If he’d been knowingly physical, limitlessly sexual by a sort of nostalgic implication back toward childhood but with self-conscious purposes and within virginal limits and virginal and whorey knowledges, like a smart kid, it would have been easier. Different. Well, to tell the truth, he was like that, too, but slyly, and with more vanity than confidence. Second by second, he changed, or I saw or imagined a change. Some of what he did was derisory.
Also, I hate being touched.
Finally, I pulled away from him, glanced at him. I suppose he thought it was all nuts, but I kept thinking I was being obvious and that he understood everything—every single thing. And he did, in his way. After all, I am obvious in what I do, and very, very logical.
All over my back and my mind—my consciousness, my feelings—are his fingers, and the tones and senses of possibility and of other stuff, little raw, alive places, not necessarily sane stuff—maybe just kid stuff. I put my bike’s handlebar in his hand—a sort of comic act, a sort of Here’s a toy for you. Isn’t life disgusting? And I glanced at him knowingly, with rebuke. But he’s not likely to get it; he didn’t remember he’d been rebuking; he never did remember things like that.
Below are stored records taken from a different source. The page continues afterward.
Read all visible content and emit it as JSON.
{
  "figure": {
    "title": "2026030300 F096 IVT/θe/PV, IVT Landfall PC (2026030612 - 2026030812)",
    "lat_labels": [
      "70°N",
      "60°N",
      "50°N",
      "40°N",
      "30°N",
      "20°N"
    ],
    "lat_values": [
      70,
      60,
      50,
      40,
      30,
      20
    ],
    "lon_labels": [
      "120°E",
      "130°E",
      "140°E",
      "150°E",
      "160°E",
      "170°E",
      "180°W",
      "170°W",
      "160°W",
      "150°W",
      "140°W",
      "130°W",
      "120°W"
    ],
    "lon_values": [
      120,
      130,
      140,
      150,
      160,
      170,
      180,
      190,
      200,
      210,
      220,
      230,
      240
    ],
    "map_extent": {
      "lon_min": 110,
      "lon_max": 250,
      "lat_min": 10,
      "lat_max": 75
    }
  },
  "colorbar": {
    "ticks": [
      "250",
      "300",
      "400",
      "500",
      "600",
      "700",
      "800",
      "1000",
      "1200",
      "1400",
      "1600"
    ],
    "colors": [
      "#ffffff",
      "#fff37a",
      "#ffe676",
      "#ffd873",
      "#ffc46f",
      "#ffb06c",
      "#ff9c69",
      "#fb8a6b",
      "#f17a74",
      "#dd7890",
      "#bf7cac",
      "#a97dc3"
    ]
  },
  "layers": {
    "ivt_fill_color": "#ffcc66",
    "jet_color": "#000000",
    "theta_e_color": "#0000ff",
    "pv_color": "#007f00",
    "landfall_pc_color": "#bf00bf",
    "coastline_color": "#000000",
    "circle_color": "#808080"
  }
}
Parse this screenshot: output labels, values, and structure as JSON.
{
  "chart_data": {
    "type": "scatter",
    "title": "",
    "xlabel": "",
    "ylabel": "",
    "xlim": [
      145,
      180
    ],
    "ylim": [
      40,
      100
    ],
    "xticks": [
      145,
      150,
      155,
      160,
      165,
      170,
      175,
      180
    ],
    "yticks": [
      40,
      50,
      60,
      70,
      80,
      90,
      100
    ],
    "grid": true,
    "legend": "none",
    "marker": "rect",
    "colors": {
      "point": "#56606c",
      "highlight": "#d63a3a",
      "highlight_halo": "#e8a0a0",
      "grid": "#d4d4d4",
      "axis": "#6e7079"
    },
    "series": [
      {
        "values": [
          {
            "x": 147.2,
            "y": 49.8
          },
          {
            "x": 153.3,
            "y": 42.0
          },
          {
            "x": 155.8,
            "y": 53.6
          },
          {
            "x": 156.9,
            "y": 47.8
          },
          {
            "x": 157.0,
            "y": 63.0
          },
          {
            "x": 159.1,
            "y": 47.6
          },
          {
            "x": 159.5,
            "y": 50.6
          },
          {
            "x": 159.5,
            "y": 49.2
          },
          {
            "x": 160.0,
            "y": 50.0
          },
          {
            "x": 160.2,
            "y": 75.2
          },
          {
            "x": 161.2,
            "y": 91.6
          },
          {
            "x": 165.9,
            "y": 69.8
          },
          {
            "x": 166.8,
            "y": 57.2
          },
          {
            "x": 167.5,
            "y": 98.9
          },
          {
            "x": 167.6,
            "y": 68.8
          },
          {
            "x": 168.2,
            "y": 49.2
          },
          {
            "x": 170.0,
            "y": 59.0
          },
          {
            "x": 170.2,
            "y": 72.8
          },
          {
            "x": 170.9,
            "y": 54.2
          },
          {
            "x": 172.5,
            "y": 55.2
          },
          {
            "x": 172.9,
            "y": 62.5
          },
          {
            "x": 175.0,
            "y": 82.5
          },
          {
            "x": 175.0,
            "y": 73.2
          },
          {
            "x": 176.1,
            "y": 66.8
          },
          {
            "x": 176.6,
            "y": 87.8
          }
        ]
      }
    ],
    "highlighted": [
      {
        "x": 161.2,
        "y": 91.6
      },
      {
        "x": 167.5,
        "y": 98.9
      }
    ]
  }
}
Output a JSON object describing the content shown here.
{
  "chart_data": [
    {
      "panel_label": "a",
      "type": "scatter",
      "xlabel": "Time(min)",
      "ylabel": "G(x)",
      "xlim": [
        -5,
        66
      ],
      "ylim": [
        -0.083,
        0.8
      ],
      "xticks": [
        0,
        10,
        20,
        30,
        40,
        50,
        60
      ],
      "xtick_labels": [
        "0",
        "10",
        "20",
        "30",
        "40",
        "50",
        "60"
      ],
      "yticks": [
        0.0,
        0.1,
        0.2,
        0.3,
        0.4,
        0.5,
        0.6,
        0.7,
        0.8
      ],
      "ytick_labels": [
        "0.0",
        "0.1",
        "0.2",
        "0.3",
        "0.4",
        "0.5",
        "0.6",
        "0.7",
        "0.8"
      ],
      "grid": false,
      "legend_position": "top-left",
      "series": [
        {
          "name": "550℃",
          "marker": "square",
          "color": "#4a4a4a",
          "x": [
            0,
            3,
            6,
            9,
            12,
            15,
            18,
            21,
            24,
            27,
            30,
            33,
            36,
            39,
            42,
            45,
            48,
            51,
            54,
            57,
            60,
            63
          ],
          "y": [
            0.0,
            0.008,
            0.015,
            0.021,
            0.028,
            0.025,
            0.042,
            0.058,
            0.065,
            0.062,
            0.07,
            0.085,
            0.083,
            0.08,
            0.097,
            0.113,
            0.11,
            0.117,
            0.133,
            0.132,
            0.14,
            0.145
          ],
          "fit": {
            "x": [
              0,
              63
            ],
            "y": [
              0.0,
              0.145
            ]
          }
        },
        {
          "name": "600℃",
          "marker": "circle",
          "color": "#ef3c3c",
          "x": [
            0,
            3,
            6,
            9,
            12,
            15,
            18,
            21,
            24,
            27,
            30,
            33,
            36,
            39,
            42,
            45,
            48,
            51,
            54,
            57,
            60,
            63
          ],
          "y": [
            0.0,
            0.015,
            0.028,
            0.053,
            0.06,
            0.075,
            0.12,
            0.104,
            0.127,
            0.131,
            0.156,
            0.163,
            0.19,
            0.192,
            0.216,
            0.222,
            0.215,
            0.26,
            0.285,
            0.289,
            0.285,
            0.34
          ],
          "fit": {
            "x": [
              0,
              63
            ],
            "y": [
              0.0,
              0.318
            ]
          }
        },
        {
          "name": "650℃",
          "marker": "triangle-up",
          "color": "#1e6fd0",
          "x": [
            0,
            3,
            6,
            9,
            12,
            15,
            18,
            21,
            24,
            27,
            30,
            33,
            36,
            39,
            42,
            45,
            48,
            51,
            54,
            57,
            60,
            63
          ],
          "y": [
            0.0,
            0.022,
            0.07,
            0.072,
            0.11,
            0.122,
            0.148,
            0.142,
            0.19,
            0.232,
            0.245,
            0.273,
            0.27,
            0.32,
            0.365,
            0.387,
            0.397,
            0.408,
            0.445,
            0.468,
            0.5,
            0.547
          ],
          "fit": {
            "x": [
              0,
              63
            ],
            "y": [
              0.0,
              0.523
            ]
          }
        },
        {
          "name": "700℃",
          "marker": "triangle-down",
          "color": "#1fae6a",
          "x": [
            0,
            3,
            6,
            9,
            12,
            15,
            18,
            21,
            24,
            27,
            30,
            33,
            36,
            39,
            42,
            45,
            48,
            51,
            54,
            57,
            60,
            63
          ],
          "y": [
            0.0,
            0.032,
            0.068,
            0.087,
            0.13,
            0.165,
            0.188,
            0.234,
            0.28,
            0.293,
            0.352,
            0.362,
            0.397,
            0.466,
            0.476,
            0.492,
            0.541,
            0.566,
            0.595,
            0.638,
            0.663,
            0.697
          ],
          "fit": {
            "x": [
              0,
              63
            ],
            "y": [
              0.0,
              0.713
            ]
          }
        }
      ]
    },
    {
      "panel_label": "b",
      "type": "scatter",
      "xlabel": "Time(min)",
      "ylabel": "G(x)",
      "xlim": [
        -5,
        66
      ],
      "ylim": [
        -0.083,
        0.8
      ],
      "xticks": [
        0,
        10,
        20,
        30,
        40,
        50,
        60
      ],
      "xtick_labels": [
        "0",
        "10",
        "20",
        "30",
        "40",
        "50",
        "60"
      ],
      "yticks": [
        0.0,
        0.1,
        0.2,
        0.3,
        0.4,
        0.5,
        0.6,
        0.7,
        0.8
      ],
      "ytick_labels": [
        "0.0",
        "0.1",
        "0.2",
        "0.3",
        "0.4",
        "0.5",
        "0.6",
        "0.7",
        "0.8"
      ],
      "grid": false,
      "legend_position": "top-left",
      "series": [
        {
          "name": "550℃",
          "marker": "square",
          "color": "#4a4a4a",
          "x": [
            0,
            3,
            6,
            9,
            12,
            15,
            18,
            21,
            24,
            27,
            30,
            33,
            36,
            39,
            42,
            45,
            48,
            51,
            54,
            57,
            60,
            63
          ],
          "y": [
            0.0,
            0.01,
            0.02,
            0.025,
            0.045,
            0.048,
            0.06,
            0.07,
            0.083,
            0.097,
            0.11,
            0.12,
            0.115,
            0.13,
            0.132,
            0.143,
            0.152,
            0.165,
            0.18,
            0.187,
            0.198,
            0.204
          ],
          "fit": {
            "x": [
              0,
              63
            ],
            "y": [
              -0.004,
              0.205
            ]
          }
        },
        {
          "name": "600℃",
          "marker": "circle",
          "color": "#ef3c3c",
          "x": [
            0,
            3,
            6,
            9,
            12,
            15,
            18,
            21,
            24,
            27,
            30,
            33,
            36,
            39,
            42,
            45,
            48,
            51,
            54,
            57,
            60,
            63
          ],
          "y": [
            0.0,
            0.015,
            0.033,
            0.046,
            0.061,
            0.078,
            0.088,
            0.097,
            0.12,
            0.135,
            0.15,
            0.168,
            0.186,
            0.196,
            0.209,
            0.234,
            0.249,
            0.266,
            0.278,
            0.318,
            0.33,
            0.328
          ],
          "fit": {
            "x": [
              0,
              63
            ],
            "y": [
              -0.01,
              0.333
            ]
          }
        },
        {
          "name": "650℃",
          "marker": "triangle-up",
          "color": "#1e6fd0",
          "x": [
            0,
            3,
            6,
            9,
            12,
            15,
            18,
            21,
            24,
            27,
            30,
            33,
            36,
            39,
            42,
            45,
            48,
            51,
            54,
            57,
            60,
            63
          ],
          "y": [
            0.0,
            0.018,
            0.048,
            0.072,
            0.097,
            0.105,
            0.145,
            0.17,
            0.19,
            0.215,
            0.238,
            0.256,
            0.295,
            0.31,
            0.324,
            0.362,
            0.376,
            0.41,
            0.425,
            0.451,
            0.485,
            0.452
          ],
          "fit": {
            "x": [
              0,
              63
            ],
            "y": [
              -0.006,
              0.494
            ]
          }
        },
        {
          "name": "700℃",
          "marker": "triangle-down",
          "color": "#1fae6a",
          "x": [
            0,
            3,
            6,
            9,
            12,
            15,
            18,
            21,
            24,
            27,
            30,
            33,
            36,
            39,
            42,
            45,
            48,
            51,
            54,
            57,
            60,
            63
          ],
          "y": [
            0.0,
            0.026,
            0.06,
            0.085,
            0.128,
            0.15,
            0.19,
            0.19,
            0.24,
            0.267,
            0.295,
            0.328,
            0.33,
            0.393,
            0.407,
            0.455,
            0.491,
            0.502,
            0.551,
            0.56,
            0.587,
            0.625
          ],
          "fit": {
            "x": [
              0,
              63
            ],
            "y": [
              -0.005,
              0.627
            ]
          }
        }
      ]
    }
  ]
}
And then, because I didn’t want to do what I did next—that’s first; and second, because the comic thing drove me now, and all the wounded or whispery places, which are growing shabby and vague mostly, but are also burning brighter; and third, because I did love him, maybe, and didn’t love myself yet in my rather handsome adolescence but was learning to by using him, and his feelings about me; and fourth, because it excited me not to understand this stuff, I lay down in the road again.
Now he and I could observe the act of a free man—so to speak—a second time, and maybe it had gone null and wasn’t dangerous anymore, unless, of course, he did understand and would somehow prop me up in being me and doing this, and then it would blaze up, the act and us, masculinity and meaning, maybe men in love, who knows what.
So I did it.
So I am supine and I say, “See—I am a free man—boy—man.”
The last part was just an automatic memory thing.
He said, “You want me to take the pebbles off—or not(tt)?” He was still in the earlier phase, his feelings were still back there; I guess I can say that—and my being supine on the tar now, again, was more an interruption than the next step along the line of irrevocability—and whatnot. The multiple t when he ended not made his mouth into an ugly grimace: this means he is irked, bored, not watching me now, not going along with it—whatever it was.